HypER: Hyperbolic Echo State Networks for Capturing Stretch-and-Fold Dynamics in Chaotic Flows

TL;DR

HypER introduces a hyperbolic reservoir for Echo State Networks that better captures chaotic dynamics, significantly extending prediction horizons in both synthetic and real-world chaotic systems.

Contribution

It proposes a novel hyperbolic embedding reservoir that aligns with chaos geometry, improving long-term prediction in chaotic systems over traditional ESNs.

Findings

HypER outperforms Euclidean ESNs in predicting chaotic systems.

HypER achieves statistically significant longer prediction horizons.

Results are validated on synthetic and real-world datasets.

Abstract

Forecasting chaotic dynamics beyond a few Lyapunov times is difficult because infinitesimal errors grow exponentially. Existing Echo State Networks (ESNs) mitigate this growth but employ reservoirs whose Euclidean geometry is mismatched to the stretch-and-fold structure of chaos. We introduce the Hyperbolic Embedding Reservoir (HypER), an ESN whose neurons are sampled in the Poincare ball and whose connections decay exponentially with hyperbolic distance.

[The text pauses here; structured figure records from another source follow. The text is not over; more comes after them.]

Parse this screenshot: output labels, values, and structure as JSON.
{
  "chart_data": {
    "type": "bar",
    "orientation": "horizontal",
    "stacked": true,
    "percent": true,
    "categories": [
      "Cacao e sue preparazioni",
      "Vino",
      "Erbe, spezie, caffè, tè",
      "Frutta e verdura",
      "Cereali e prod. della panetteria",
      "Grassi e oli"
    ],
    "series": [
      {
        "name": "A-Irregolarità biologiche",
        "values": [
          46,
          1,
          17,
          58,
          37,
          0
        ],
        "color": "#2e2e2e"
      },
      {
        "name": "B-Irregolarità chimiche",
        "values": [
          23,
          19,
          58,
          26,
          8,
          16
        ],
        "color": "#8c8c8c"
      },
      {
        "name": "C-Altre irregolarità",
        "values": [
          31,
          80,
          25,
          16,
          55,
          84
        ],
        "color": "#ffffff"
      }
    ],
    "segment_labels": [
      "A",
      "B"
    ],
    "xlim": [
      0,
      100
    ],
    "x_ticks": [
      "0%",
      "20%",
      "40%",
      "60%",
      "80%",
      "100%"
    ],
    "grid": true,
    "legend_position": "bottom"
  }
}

This negative-curvature construction embeds an exponential metric directly into the latent space, aligning the reservoir's local expansion-contraction spectrum with the system's Lyapunov directions while preserving standard ESN features such as sparsity, leaky integration, and spectral-radius control. Training is limited to a Tikhonov-regularized readout. On the chaotic Lorenz-63 and Roessler systems, and the hyperchaotic Chen-Ueta attractor, HypER consistently lengthens the mean valid-prediction horizon beyond Euclidean and graph-structured ESN baselines, with statistically significant gains confirmed over 30 independent runs; parallel results on real-world benchmarks, including heart-rate variability from the Santa Fe and MIT-BIH datasets and international sunspot numbers, corroborate its advantage. We further establish a lower bound on the rate of state divergence for HypER, mirroring Lyapunov growth.